5.5 Cross-species homologous gene conversion
We refered to the previous methodological section for cross-species homologous gene transfer and single-cell RNA-seq data processing.19
5.6 Single-cell RNA-seq data preprocessing
Genome information used for read alignment was downloaded from the NCBI Assembly (Supporting information 1b). The raw data was processed using Cell Ranger v3.0.2 (10X Genomics) and Seurat.71, 72
5.7 Cell-type annotation
For annotation of the self-produced datasets, our annotation used several classic cell-type markers from the CellMarker database.73 The four published datasets used cell-type markers from corresponding published article. The annotation results are presented in Figure 1B using UMAP plots.
5.8 Differentially expressed genes (DEGs) and Gene Ontology (GO) term enrichment analysis
All DEGs for each cell type were identified using the FindAllMarkers function in Seurat (Supporting information 2). The hypergeometric test implemented in the clusterProfiler74 package with the compareCluster function (ENTREZID∼celltype, fun = “enrichGO”, “org.Hs.eg.db”, p-value cutoff = 0.05) was used to carry out GO term enrichment analysis (Supporting information 3).
5.9 Cellular communication analysis
We applied the Connectome (https://github.com/msraredon/Connectome) R package23 for cellular communication analysis. All ligands and receptors data was downloaded from the FANTOM5 database.75, 76 First, the five major immune cell types (B cells, T cells, NK cells, DCs, monocytes) were extracted from the annotated datasets of the 12 species for further analysis. The connectome networks were then constructed according to the expression of ligands and receptors.

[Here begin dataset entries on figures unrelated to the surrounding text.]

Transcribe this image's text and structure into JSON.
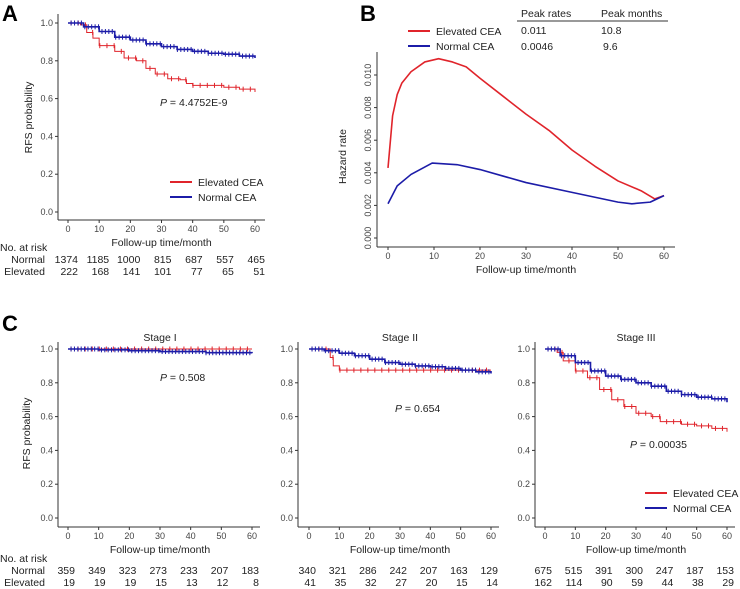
{
  "colors": {
    "elevated": "#e0242b",
    "normal": "#1c1ca8"
  },
  "chart_data": [
    {
      "panel": "A",
      "type": "line",
      "subtype": "kaplan-meier",
      "xlabel": "Follow-up time/month",
      "ylabel": "RFS probability",
      "xlim": [
        0,
        60
      ],
      "ylim": [
        0,
        1
      ],
      "xticks": [
        "0",
        "10",
        "20",
        "30",
        "40",
        "50",
        "60"
      ],
      "yticks": [
        "0.0",
        "0.2",
        "0.4",
        "0.6",
        "0.8",
        "1.0"
      ],
      "p_symbol": "P",
      "p_text": " = 4.4752E-9",
      "legend": {
        "placement": "bottom-right",
        "items": [
          "Elevated CEA",
          "Normal CEA"
        ]
      },
      "series": [
        {
          "name": "Elevated CEA",
          "color_key": "elevated",
          "points": [
            [
              0,
              1
            ],
            [
              4,
              0.99
            ],
            [
              6,
              0.95
            ],
            [
              8,
              0.92
            ],
            [
              10,
              0.88
            ],
            [
              15,
              0.85
            ],
            [
              18,
              0.815
            ],
            [
              22,
              0.8
            ],
            [
              25,
              0.76
            ],
            [
              28,
              0.73
            ],
            [
              32,
              0.705
            ],
            [
              36,
              0.7
            ],
            [
              38,
              0.68
            ],
            [
              40,
              0.67
            ],
            [
              50,
              0.66
            ],
            [
              55,
              0.65
            ],
            [
              60,
              0.635
            ]
          ]
        },
        {
          "name": "Normal CEA",
          "color_key": "normal",
          "points": [
            [
              0,
              1
            ],
            [
              5,
              0.98
            ],
            [
              10,
              0.955
            ],
            [
              15,
              0.925
            ],
            [
              20,
              0.91
            ],
            [
              25,
              0.89
            ],
            [
              30,
              0.875
            ],
            [
              35,
              0.86
            ],
            [
              40,
              0.85
            ],
            [
              45,
              0.84
            ],
            [
              50,
              0.835
            ],
            [
              55,
              0.825
            ],
            [
              60,
              0.815
            ]
          ]
        }
      ],
      "at_risk": {
        "title": "No. at risk",
        "rows": [
          {
            "label": "Normal",
            "values": [
              "1374",
              "1185",
              "1000",
              "815",
              "687",
              "557",
              "465"
            ]
          },
          {
            "label": "Elevated",
            "values": [
              "222",
              "168",
              "141",
              "101",
              "77",
              "65",
              "51"
            ]
          }
        ]
      }
    },
    {
      "panel": "B",
      "type": "line",
      "xlabel": "Follow-up time/month",
      "ylabel": "Hazard rate",
      "xlim": [
        0,
        60
      ],
      "ylim": [
        0,
        0.011
      ],
      "xticks": [
        "0",
        "10",
        "20",
        "30",
        "40",
        "50",
        "60"
      ],
      "yticks": [
        "0.000",
        "0.002",
        "0.004",
        "0.006",
        "0.008",
        "0.010"
      ],
      "legend": {
        "placement": "top",
        "items": [
          "Elevated CEA",
          "Normal CEA"
        ]
      },
      "peak_table": {
        "headers": [
          "Peak rates",
          "Peak months"
        ],
        "rows": [
          [
            "0.011",
            "10.8"
          ],
          [
            "0.0046",
            "9.6"
          ]
        ]
      },
      "series": [
        {
          "name": "Elevated CEA",
          "color_key": "elevated",
          "points": [
            [
              0,
              0.0043
            ],
            [
              1,
              0.0075
            ],
            [
              2,
              0.0088
            ],
            [
              3,
              0.0095
            ],
            [
              5,
              0.0102
            ],
            [
              8,
              0.0108
            ],
            [
              11,
              0.011
            ],
            [
              14,
              0.0108
            ],
            [
              17,
              0.0105
            ],
            [
              20,
              0.0098
            ],
            [
              25,
              0.0087
            ],
            [
              30,
              0.0076
            ],
            [
              35,
              0.0066
            ],
            [
              40,
              0.0054
            ],
            [
              45,
              0.0044
            ],
            [
              50,
              0.0035
            ],
            [
              55,
              0.0029
            ],
            [
              58,
              0.0024
            ],
            [
              60,
              0.0026
            ]
          ]
        },
        {
          "name": "Normal CEA",
          "color_key": "normal",
          "points": [
            [
              0,
              0.0021
            ],
            [
              2,
              0.0032
            ],
            [
              5,
              0.0039
            ],
            [
              9.6,
              0.0046
            ],
            [
              15,
              0.0045
            ],
            [
              20,
              0.0042
            ],
            [
              25,
              0.0038
            ],
            [
              30,
              0.0034
            ],
            [
              40,
              0.0028
            ],
            [
              50,
              0.0022
            ],
            [
              53,
              0.0021
            ],
            [
              57,
              0.0022
            ],
            [
              60,
              0.0026
            ]
          ]
        }
      ]
    },
    {
      "panel": "C",
      "subplots": [
        {
          "type": "line",
          "subtype": "kaplan-meier",
          "title": "Stage I",
          "xlabel": "Follow-up time/month",
          "ylabel": "RFS probability",
          "xlim": [
            0,
            60
          ],
          "ylim": [
            0,
            1
          ],
          "xticks": [
            "0",
            "10",
            "20",
            "30",
            "40",
            "50",
            "60"
          ],
          "yticks": [
            "0.0",
            "0.2",
            "0.4",
            "0.6",
            "0.8",
            "1.0"
          ],
          "p_symbol": "P",
          "p_text": " = 0.508",
          "series": [
            {
              "name": "Elevated CEA",
              "color_key": "elevated",
              "points": [
                [
                  0,
                  1
                ],
                [
                  60,
                  1
                ]
              ]
            },
            {
              "name": "Normal CEA",
              "color_key": "normal",
              "points": [
                [
                  0,
                  1
                ],
                [
                  10,
                  0.995
                ],
                [
                  20,
                  0.99
                ],
                [
                  30,
                  0.985
                ],
                [
                  45,
                  0.978
                ],
                [
                  60,
                  0.975
                ]
              ]
            }
          ],
          "at_risk": {
            "title": "No. at risk",
            "rows": [
              {
                "label": "Normal",
                "values": [
                  "359",
                  "349",
                  "323",
                  "273",
                  "233",
                  "207",
                  "183"
                ]
              },
              {
                "label": "Elevated",
                "values": [
                  "19",
                  "19",
                  "19",
                  "15",
                  "13",
                  "12",
                  "8"
                ]
              }
            ]
          }
        },
        {
          "type": "line",
          "subtype": "kaplan-meier",
          "title": "Stage II",
          "xlabel": "Follow-up time/month",
          "xlim": [
            0,
            60
          ],
          "ylim": [
            0,
            1
          ],
          "xticks": [
            "0",
            "10",
            "20",
            "30",
            "40",
            "50",
            "60"
          ],
          "yticks": [
            "0.0",
            "0.2",
            "0.4",
            "0.6",
            "0.8",
            "1.0"
          ],
          "p_symbol": "P",
          "p_text": " = 0.654",
          "series": [
            {
              "name": "Elevated CEA",
              "color_key": "elevated",
              "points": [
                [
                  0,
                  1
                ],
                [
                  5,
                  1
                ],
                [
                  7,
                  0.95
                ],
                [
                  8,
                  0.9
                ],
                [
                  10,
                  0.875
                ],
                [
                  60,
                  0.875
                ]
              ]
            },
            {
              "name": "Normal CEA",
              "color_key": "normal",
              "points": [
                [
                  0,
                  1
                ],
                [
                  5,
                  0.99
                ],
                [
                  10,
                  0.975
                ],
                [
                  15,
                  0.96
                ],
                [
                  20,
                  0.94
                ],
                [
                  25,
                  0.92
                ],
                [
                  30,
                  0.91
                ],
                [
                  35,
                  0.9
                ],
                [
                  40,
                  0.895
                ],
                [
                  45,
                  0.885
                ],
                [
                  50,
                  0.875
                ],
                [
                  55,
                  0.865
                ],
                [
                  60,
                  0.855
                ]
              ]
            }
          ],
          "at_risk": {
            "rows": [
              {
                "values": [
                  "340",
                  "321",
                  "286",
                  "242",
                  "207",
                  "163",
                  "129"
                ]
              },
              {
                "values": [
                  "41",
                  "35",
                  "32",
                  "27",
                  "20",
                  "15",
                  "14"
                ]
              }
            ]
          }
        },
        {
          "type": "line",
          "subtype": "kaplan-meier",
          "title": "Stage III",
          "xlabel": "Follow-up time/month",
          "xlim": [
            0,
            60
          ],
          "ylim": [
            0,
            1
          ],
          "xticks": [
            "0",
            "10",
            "20",
            "30",
            "40",
            "50",
            "60"
          ],
          "yticks": [
            "0.0",
            "0.2",
            "0.4",
            "0.6",
            "0.8",
            "1.0"
          ],
          "p_symbol": "P",
          "p_text": " = 0.00035",
          "legend": {
            "placement": "bottom-right",
            "items": [
              "Elevated CEA",
              "Normal CEA"
            ]
          },
          "series": [
            {
              "name": "Elevated CEA",
              "color_key": "elevated",
              "points": [
                [
                  0,
                  1
                ],
                [
                  4,
                  0.98
                ],
                [
                  6,
                  0.93
                ],
                [
                  10,
                  0.87
                ],
                [
                  14,
                  0.83
                ],
                [
                  18,
                  0.76
                ],
                [
                  22,
                  0.7
                ],
                [
                  26,
                  0.66
                ],
                [
                  30,
                  0.62
                ],
                [
                  35,
                  0.6
                ],
                [
                  38,
                  0.57
                ],
                [
                  45,
                  0.555
                ],
                [
                  50,
                  0.545
                ],
                [
                  55,
                  0.53
                ],
                [
                  60,
                  0.51
                ]
              ]
            },
            {
              "name": "Normal CEA",
              "color_key": "normal",
              "points": [
                [
                  0,
                  1
                ],
                [
                  5,
                  0.96
                ],
                [
                  10,
                  0.92
                ],
                [
                  15,
                  0.87
                ],
                [
                  20,
                  0.84
                ],
                [
                  25,
                  0.82
                ],
                [
                  30,
                  0.8
                ],
                [
                  35,
                  0.78
                ],
                [
                  40,
                  0.75
                ],
                [
                  45,
                  0.73
                ],
                [
                  50,
                  0.715
                ],
                [
                  55,
                  0.705
                ],
                [
                  60,
                  0.685
                ]
              ]
            }
          ],
          "at_risk": {
            "rows": [
              {
                "values": [
                  "675",
                  "515",
                  "391",
                  "300",
                  "247",
                  "187",
                  "153"
                ]
              },
              {
                "values": [
                  "162",
                  "114",
                  "90",
                  "59",
                  "44",
                  "38",
                  "29"
                ]
              }
            ]
          }
        }
      ]
    }
  ]
}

5.10 Transcription Factor (TF)-target interaction analysis
We applied the GENIE377 R package for TF-target interaction analysis using data from 11 species (cat, dog, goat, hamster, human, monkey, mouse, pigeon, rabbit, tiger, and zebrafish). The human's TF list was downloaded from animalTFDB3.0.78 The igraph R package79 was used to visualize representative regulatory TFs networks.
ACKNOWLEDGEMENTS
We thank the China National GeneBank for producing the sequencing data. This work was supported by the National Natural Science Foundation of China (#81771300, #81971140), Norman Bethune Foundation (2020009) and Natural Science Foundation of Guangdong Province (#2020A1515010053).
CONFLICT OF INTEREST
The authors declare that there is no conflict of interest.